Consider the typical story about plans for new development. Wide shot, open farmland. Close up, sketch of buildings. Soundbite and cutaways, news conference. Standup. Maybe a map. The finished product rarely does the story justice. There are other options.

This tip sheet offers some suggestions, plus a guide to Internet resources on growth and sprawl.

Compare and Relate

  • Avoid raw numbers--acres to be developed, houses to be built--unless you then show what those numbers mean. How many football fields would fit into the area to be developed? How many of the area's malls? Most viewers have little or no idea what an acre is.

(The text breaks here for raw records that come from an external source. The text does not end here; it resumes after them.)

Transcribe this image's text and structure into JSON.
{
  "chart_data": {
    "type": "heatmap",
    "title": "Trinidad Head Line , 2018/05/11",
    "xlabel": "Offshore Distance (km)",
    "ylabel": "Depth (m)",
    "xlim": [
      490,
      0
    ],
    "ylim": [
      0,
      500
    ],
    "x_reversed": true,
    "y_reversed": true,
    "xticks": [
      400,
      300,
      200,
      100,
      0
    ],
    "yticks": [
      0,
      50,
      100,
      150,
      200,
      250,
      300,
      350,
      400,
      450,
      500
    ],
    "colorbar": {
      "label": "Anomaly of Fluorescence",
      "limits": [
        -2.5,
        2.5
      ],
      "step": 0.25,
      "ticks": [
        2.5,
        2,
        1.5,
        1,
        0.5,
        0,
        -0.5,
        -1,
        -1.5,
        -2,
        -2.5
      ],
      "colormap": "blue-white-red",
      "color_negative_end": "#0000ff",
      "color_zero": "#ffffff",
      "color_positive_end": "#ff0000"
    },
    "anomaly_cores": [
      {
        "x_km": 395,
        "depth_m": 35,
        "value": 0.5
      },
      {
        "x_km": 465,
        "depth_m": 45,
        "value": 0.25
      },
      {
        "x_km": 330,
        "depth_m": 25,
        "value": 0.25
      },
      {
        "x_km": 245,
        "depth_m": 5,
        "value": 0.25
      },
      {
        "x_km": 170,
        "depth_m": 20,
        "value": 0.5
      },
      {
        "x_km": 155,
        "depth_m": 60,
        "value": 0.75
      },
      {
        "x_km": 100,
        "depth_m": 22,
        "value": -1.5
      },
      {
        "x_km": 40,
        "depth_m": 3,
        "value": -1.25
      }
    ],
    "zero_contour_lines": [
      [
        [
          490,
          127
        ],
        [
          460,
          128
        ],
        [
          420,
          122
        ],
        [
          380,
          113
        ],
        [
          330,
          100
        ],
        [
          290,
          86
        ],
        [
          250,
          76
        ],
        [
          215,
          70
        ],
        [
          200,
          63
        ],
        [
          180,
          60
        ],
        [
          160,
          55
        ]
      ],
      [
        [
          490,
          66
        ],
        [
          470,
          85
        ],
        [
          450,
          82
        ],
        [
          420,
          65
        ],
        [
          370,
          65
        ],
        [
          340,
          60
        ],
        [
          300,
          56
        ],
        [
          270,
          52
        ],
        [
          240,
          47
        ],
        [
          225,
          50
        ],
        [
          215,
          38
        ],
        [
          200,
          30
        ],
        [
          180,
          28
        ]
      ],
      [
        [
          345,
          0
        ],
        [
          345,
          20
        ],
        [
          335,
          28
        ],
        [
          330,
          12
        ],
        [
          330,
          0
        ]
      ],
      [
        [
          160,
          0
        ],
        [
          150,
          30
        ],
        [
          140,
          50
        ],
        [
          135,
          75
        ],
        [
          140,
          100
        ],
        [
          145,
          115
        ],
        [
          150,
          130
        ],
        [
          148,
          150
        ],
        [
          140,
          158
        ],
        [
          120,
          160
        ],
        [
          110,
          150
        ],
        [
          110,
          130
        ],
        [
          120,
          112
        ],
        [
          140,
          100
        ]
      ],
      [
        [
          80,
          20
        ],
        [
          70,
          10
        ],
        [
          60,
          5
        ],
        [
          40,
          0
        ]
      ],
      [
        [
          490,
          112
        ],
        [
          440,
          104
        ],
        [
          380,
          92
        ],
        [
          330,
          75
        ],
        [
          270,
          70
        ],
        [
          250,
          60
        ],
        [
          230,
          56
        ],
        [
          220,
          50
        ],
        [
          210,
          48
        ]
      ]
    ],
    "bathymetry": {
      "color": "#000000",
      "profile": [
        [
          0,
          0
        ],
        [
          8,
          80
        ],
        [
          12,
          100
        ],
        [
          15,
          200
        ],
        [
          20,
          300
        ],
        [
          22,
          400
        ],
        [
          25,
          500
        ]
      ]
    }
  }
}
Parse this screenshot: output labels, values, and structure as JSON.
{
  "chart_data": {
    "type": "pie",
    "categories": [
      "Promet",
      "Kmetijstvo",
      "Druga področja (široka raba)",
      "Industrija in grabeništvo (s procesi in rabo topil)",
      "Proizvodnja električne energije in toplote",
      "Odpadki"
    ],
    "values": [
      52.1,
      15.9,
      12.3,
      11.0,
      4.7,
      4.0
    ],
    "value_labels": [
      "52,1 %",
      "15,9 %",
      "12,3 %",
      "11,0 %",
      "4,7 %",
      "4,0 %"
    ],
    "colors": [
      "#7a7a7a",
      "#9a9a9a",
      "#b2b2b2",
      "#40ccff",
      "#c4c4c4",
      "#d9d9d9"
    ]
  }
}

  • Compare what you can't see to something you can. Is there an existing development that resembles the one being planned? Can you dissolve from a model or sketch into something real?

  • Use specific details. Give viewers an idea of how much land is involved by telling them what it produced. How many pounds of strawberries a year, for example. Now you have a new visual element, something other than a wide shot of that open field. What kinds of businesses might relocate? Where would they come from? See if another station can provide video.

Use Technology Wisely

  • Aerials can help viewers get a sense of place and space. Old aerial photographs can be compared to what's in the same location today. Landsat or other satellite images can also be used to show change. Always add narration that explains clearly what the viewer is looking at.

  • Maps are meaningless unless they help viewers relate a location to something they already know. Be sure to include details that will make relationships clear.

  • Sometimes an actual map can be more useful to viewers than one designed by graphics. Use it as a prop to show where the development would be, and point out other landmarks your viewers already know.

  • Create graphics that show the movement of people, services, and the like. Where are people and businesses coming from or going to?

Tell the Story

  • Strong characters are great narrators for development stories. Who will be affected? Who will benefit? Who will suffer? Why do they feel the way they do about the prospect of development?

  • Make the place a central character in the story. Create a portrait of the place through different eyes.

  • Find different voices to assess and respond to change and development. Don't just talk to county planners and developers. Ask old people or children.